Excited about my new potential, that summer while attending the Scotia Festival of Music in Halifax, I was informed about an opening in Toronto for principal horn in a long-running show. I had only two days to get back for the audition. I knew I needed to stay focused and be positive, one of the many things Joan had taught me about life: have faith and know everything will work out for the better. A short interview followed the audition and I received a phone call from the contractor Moe Koffman the very next day offering me the job (in part, as I learned much later, because of a high recommendation from Joan Watson). An admirable quality of Joan was the way she promoted what she believed in.

I continued taking lessons with her and over time, had the privilege of getting to know her on a more personal level. I was playing eight shows a week and Joan was like my personal coach and therapist helping me to find balance physically and mentally. She was particularly good at working with people. Organized groups of women of all ages and from all walks of life were created under her tutelage meeting once a week to generate positive changes. Joan loved to teach people and loved learning from them.

She practised what she preached, always leading by example. As the years went by, she continued to elevate her playing to more impressive heights. Her ability to navigate and execute the notoriously difficult passages of the repertoire was inspiring. She continuously kept perfecting her craft: a genuine artist!

In 2006, the Four Seasons Centre for the Performing Arts opened with the COC under Richard Bradshaw performing Wagner’s complete Der Ring des Nibelungen. Joan had the horn section working together in unison as a team. Her  endurance and execution of sensitive musical phrases throughout the cycle was outstanding.

This year I had the great privilege to play Wagner’s Die Walküre while sitting beside Joan.

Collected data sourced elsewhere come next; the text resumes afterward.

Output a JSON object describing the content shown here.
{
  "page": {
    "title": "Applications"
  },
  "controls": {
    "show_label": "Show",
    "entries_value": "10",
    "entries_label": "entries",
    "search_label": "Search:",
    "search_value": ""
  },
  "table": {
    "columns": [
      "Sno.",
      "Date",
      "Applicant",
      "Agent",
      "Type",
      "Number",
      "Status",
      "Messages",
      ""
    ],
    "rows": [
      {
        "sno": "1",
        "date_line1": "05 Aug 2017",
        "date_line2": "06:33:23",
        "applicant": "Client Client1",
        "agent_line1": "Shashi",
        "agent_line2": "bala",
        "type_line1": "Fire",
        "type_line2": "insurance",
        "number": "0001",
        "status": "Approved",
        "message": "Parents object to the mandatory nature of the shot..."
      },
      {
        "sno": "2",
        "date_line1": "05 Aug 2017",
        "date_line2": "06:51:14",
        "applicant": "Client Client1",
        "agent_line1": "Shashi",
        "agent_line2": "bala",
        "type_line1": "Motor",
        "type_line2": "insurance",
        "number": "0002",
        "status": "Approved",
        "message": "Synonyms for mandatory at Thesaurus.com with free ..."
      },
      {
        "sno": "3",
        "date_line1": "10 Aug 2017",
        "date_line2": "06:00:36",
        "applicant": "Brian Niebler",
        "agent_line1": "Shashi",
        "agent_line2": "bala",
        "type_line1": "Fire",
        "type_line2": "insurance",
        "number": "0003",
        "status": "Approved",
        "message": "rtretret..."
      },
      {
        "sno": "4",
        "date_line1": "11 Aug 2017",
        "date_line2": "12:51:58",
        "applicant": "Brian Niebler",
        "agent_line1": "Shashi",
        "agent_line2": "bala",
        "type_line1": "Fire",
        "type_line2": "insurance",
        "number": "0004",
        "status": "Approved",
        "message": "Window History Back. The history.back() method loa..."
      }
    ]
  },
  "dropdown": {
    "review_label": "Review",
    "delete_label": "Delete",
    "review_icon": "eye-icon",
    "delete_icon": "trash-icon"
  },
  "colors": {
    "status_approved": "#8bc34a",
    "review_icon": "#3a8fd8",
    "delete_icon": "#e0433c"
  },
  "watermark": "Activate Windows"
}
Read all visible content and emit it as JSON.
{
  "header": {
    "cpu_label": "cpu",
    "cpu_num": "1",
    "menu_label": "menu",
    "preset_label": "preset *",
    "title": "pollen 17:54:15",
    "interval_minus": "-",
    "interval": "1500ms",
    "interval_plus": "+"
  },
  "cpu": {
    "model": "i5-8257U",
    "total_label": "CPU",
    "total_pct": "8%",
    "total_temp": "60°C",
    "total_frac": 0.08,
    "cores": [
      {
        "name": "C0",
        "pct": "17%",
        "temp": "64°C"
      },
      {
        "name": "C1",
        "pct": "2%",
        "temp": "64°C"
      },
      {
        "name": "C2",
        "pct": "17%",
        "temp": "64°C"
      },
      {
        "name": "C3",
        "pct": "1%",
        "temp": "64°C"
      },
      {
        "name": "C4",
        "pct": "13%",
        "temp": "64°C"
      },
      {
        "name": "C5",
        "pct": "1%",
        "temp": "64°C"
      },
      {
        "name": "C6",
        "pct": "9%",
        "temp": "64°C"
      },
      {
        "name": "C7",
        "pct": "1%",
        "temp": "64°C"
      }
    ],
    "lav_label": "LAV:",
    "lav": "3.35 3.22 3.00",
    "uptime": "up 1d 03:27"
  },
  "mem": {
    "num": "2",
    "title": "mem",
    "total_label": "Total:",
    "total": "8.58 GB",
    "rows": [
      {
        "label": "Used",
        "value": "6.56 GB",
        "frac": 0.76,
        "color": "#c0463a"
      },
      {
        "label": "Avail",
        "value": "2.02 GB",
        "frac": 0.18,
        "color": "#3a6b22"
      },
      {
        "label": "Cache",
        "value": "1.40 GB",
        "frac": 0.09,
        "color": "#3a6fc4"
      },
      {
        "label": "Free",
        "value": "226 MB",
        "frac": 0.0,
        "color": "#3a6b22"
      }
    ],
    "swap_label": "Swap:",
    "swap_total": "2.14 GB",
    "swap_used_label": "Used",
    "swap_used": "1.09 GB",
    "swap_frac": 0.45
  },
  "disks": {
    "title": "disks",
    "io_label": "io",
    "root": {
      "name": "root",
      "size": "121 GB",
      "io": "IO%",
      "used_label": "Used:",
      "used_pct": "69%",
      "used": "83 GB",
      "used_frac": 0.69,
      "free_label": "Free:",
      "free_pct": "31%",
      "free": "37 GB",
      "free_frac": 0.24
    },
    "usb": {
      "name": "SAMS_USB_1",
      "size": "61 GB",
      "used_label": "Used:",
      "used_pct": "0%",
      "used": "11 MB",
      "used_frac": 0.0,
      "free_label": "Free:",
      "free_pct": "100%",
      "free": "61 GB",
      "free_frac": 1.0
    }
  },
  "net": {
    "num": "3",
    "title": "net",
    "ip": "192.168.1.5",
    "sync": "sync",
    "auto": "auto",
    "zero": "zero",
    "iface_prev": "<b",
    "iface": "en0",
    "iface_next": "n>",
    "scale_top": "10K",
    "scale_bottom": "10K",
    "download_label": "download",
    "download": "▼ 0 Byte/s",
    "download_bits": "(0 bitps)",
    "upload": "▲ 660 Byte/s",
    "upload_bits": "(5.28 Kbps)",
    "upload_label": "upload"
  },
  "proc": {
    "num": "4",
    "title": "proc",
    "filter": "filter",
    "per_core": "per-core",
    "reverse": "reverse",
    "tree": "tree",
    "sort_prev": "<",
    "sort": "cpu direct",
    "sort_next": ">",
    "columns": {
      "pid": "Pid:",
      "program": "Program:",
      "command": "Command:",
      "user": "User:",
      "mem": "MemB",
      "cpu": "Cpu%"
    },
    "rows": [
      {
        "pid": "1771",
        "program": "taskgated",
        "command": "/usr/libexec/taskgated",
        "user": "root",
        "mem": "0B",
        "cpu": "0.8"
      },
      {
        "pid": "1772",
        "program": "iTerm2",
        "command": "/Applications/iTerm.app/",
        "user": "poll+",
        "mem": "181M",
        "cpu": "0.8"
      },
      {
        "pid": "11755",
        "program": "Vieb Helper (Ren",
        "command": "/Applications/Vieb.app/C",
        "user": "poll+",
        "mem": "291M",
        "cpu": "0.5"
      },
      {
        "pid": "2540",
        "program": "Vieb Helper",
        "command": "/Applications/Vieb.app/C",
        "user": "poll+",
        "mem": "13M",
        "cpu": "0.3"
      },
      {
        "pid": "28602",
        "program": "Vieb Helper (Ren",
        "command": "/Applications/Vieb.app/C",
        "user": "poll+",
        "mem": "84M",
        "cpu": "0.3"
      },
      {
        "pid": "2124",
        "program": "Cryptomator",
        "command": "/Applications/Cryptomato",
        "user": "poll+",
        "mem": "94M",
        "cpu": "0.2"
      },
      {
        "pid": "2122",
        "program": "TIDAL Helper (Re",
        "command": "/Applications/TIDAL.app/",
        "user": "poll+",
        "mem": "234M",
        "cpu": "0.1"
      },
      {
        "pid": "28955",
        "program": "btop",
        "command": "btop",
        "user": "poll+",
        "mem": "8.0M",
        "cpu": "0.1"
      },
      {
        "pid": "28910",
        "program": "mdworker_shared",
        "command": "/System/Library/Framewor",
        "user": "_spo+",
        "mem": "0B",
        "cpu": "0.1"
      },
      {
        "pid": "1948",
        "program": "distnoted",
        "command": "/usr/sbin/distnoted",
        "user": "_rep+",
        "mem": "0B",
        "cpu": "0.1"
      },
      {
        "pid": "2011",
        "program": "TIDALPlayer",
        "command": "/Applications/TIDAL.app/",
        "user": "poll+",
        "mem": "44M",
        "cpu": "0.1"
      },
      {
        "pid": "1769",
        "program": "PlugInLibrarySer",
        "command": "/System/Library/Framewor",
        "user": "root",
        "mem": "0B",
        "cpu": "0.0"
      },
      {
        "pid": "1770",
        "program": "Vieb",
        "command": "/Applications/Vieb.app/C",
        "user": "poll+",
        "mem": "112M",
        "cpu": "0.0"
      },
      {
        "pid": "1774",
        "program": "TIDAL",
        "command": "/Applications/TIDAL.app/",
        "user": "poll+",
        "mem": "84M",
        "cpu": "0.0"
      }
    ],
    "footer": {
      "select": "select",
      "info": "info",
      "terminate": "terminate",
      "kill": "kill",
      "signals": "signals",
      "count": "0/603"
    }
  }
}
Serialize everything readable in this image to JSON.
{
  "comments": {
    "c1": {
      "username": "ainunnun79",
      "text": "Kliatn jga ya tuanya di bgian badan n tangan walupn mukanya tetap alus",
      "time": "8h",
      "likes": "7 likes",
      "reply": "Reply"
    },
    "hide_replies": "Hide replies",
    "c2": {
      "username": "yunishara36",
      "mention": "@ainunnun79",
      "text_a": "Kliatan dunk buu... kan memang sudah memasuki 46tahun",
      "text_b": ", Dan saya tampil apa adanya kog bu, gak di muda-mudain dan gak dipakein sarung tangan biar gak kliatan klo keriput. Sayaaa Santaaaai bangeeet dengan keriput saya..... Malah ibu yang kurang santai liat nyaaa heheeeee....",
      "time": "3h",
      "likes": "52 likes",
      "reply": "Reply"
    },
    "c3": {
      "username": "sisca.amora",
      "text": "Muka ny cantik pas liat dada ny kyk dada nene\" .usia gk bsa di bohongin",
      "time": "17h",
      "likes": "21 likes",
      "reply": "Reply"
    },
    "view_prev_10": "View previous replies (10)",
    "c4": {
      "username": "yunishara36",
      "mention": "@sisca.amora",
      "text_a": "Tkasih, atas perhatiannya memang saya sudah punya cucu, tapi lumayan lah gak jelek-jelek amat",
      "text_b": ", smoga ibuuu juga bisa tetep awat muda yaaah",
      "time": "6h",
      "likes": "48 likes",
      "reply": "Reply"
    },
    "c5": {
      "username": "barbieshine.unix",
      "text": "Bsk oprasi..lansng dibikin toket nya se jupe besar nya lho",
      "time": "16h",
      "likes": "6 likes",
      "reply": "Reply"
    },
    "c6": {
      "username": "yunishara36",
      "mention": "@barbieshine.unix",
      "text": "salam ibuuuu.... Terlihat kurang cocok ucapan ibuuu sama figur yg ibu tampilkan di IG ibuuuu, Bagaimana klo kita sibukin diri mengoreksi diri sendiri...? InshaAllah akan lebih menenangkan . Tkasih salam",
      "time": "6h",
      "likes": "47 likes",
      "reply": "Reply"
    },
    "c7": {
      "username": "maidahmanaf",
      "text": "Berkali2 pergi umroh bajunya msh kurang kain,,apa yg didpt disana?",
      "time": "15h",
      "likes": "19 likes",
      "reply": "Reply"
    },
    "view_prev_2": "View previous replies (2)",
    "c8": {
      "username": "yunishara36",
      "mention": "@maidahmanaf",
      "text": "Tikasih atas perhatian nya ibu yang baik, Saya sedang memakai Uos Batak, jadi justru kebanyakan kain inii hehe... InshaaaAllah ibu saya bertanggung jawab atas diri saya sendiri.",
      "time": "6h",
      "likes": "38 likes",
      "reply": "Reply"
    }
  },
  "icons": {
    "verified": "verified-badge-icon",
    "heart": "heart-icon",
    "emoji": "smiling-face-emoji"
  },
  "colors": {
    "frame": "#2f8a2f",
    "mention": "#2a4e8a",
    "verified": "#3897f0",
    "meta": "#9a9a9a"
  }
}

Her breath control and luscious warm sound truly caught my heart. What none of us realized at the time was that Joan had been quietly battling breast cancer for a couple of years and receiving blood transfusions hours before the performances. She didn’t want her colleagues to worry about her or treat her any differently.  I have been asking myself how on earth did she manage? When I look back, all that she taught me in her lessons was present in her own playing; and her passionate horn playing and musicianship were extensions of who she was as a person. The countless number of musicians she inspired is a testament to her legacy. It is these qualities that defined her career and helped carry her through to the end of her final performance on February 22, 2015.